Up right from these climbs is the 'Skippy' Terrace, which has a few more good routes and is a good place on a warm day.

© (nmonteith)

Access issues inherited from North Grampians

This area is now reopening after the fires in early 2014

Here's an update from Parks Victoria:

Grampians National Park Update – 17 September 2014 (Rock climbing and Bouldering)

In January 2014 a large bushfire swept through the Northern Grampians causing widespread damage to visitor sites, roads and walking tracks. Many popular rockclimbing and bouldering sites were also impacted including Hollow Mountain, Summerday Valley and Mt Stapylton.

The dry, rocky landscape is now extremely fragile and will take a long time to recover – the fire burnt extremely hot so in many cases regeneration will now occur (very slowly) from seed. Loss of vegetation, loose rocks, unstable soils and loss of access tracks means any foot traffic will have long term impacts on the recovery of the environment. Impacts now will also affect the sustainability of rock climbing sites well into the future.

Recently, Parks Victoria, volunteers and contractors completed recovery projects within rock climbing areas to reinstate damaged walking trails, realign rock climbing access and replace directional signage.

As of Saturday 20th September access will once again be available to rock climbing and bouldering areas within the Stapylton Amphitheatre in addition to those already available in the Flat Rock area.

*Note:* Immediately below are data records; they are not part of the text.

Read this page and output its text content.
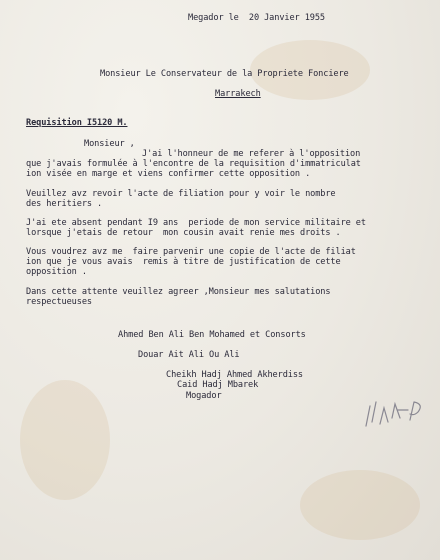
Megador le  20 Janvier 1955
Monsieur Le Conservateur de la Propriete Fonciere
Marrakech
Requisition I5120 M.
Monsieur ,
J'ai l'honneur de me referer à l'opposition
que j'avais formulée à l'encontre de la requisition d'immatriculat
ion visée en marge et viens confirmer cette opposition .
Veuillez avz revoir l'acte de filiation pour y voir le nombre
des heritiers .
J'ai ete absent pendant I9 ans  periode de mon service militaire et
lorsque j'etais de retour  mon cousin avait renie mes droits .
Vous voudrez avz me  faire parvenir une copie de l'acte de filiat
ion que je vous avais  remis à titre de justification de cette
opposition .
Dans cette attente veuillez agreer ,Monsieur mes salutations
respectueuses
Ahmed Ben Ali Ben Mohamed et Consorts
Douar Ait Ali Ou Ali
Cheikh Hadj Ahmed Akherdiss
Caid Hadj Mbarek
Mogador
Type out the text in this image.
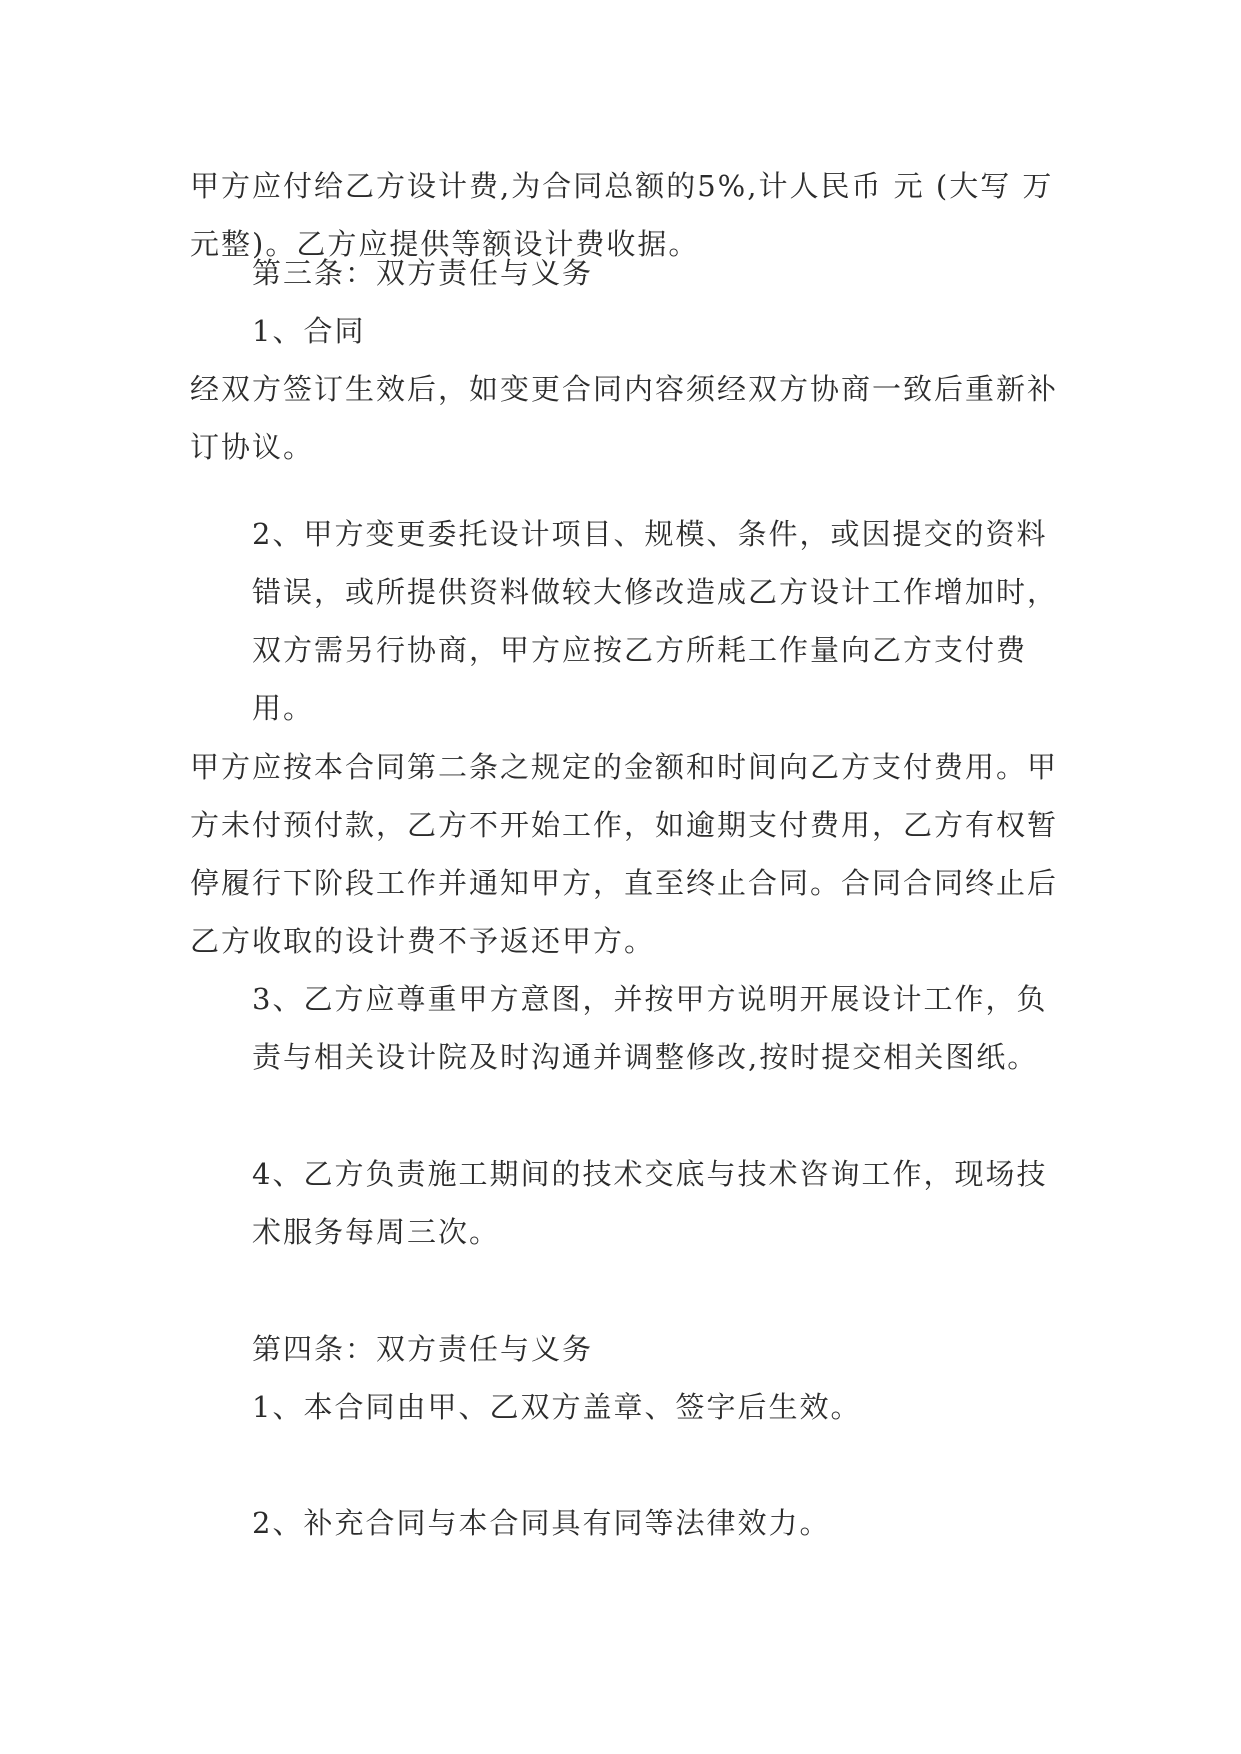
甲方应付给乙方设计费,为合同总额的5%,计人民币 元 (大写 万元整)。乙方应提供等额设计费收据。
第三条：双方责任与义务
1、合同
经双方签订生效后，如变更合同内容须经双方协商一致后重新补订协议。
2、甲方变更委托设计项目、规模、条件，或因提交的资料错误，或所提供资料做较大修改造成乙方设计工作增加时，双方需另行协商，甲方应按乙方所耗工作量向乙方支付费用。
甲方应按本合同第二条之规定的金额和时间向乙方支付费用。甲方未付预付款，乙方不开始工作，如逾期支付费用，乙方有权暂停履行下阶段工作并通知甲方，直至终止合同。合同合同终止后乙方收取的设计费不予返还甲方。
3、乙方应尊重甲方意图，并按甲方说明开展设计工作，负责与相关设计院及时沟通并调整修改,按时提交相关图纸。
4、乙方负责施工期间的技术交底与技术咨询工作，现场技术服务每周三次。
第四条：双方责任与义务
1、本合同由甲、乙双方盖章、签字后生效。
2、补充合同与本合同具有同等法律效力。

The access track from Flat Rock has been realigned into Grey and Green Walls and to Taipan wall. Please follow these new alignments and refrain from walking off track.

Open Rock Climbing and Bouldering Areas in the Northern Grampians:

  • Central Buttress
  • Grey & Green Walls
  • Taipan Wall (Upper and Lower)
  • Spurt Wall
  • Epsilon Wall
  • Trackside Bouldering area
  • Snakepit
  • Wildsides
  • Spurt and Afterglow

Closures remain in place at all other Northern Grampians Climbing and Bouldering sites for the time being, including Summerday Valley, Andersons, The kindergarten, Van Diemens Land and Cut Lunch Walls. Stapylton Campground also remains closed. Plantation Campground is the closest, open campground.

Parks Victoria will continue to assess damage and undertake recovery works over the coming months. Updates will be posted as re-openings occur. Please respect the fragility of the environment and support the long term recovery of the Northern Grampians by remaining out of any closed areas. While Parks Victoria regrets the need to enforce closures, substantial fines will be imposed on anyone found in any closed, fire affected areas.

Due to closures in the Northern Grampians, the availability of rock climbing, camping, car touring and bushwalking experiences is limited. Sourcing information on available campgrounds and other accommodation options is recommended. Please visit www.parks.vic.gov.au for park maps and regular Grampians fire recovery updates.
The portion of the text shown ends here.